Why is the registry a hierarchical database instead of a relational one?

Raymond Chen

Commenter ton asks why the registry was defined as a hierarchical database instead of a relational database.

Heck, it’s not even a hierarchical database!

The original registry was just a dictionary; i.e., a list of name/value pairs, accessed by name. In other words, it was a flat database.

.txt txtfile
txtfile Text Document
txtfile\DefaultIcon notepad.exe,1
txtfile\shell open
txtfile\shell\open\command notepad %1

If you turned your head sideways and treated the backslashes as node separators, you could sort of trick yourself into believing that this resulted in something vaguely approximating a hierarchical database, and a really lame one at that (since each node held only one piece of data).

When you choose your data structures, you necessarily are guided by the intended use pattern and the engineering constraints. One important engineering constraint was that you have to minimize memory consumption. All of the registry code fit in 16KB of memory. (Recall that Windows 3.1 had to run on machines with only 1MB of memory.)

Okay, what is the usage pattern of the registry? As originally designed, the registry was for recording information about file types. We have the file types themselves (txtfile), properties about those file types (DefaultIcon), verbs associated with those file types (open), and verb implementations (command or ddeexec). Some verb implementations are simple (command involves just a single string describing the command line); others are complex (ddeexec requires the execute string, the application, and the topic, plus an optional alternate execute string).
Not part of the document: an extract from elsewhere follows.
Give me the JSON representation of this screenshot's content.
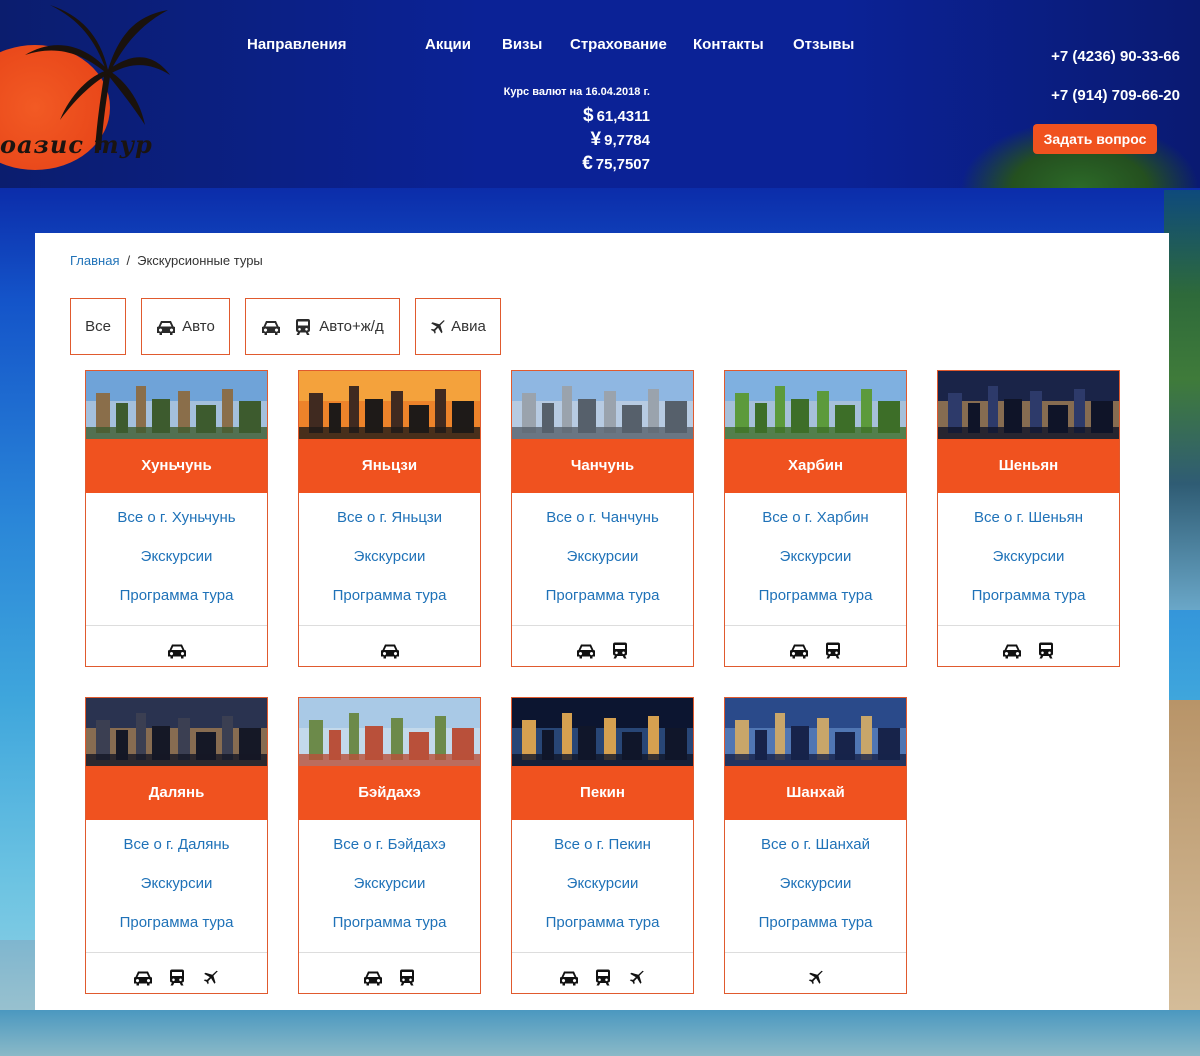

  • Given a file type and a property, retrieve the value of that property.

  • Given a file type and a verb, retrieve information about how to perform that verb.

  • The set of properties can be extended.
  • The set of property schemata can be extended.
  • The set of verbs can be extended.
  • The set of verb implementations can be extended.

Since the properties and verb implementations can be extended, you can’t come up with a single schema that covers everything. For example, over the years, new file type properties have been added such as ContentType, OpenWithList, and ShellNew. The first one is a simple string; the second is a list of strings, and the third is a complex key with multiple variants. Meanwhile, additional verb implementations have been added, such as DropTarget.

Given the heterogeneity of the data the registry needs to keep track of, imposing some sort of uniform schema is doomed to failure.

“But you can just update the schemata each time the registration is extended.”

That creates its own problems. For example, to support roaming user profiles, you need a single registry hive to work on multiple versions of the operating system. If version N+1 adds a new schema, but then the profile roams to a machine running version N, then that registry hive will be interpreted as corrupted since it contains data that matches no valid schema.

“Well, then include the schemata with the roaming profile so that when the older operating system sees the hive, it also sees the updated schemata.”

This is trickier than it sounds, because when the profile roams to the newer operating system, you presumably want the schemata to be upgraded and written back into the user profile. It also assumes that the versioning of the schemata is strictly linear. (What if you roam a user profile from a Windows XP machine to a Server 2003 machine? Neither is a descendant of the other.)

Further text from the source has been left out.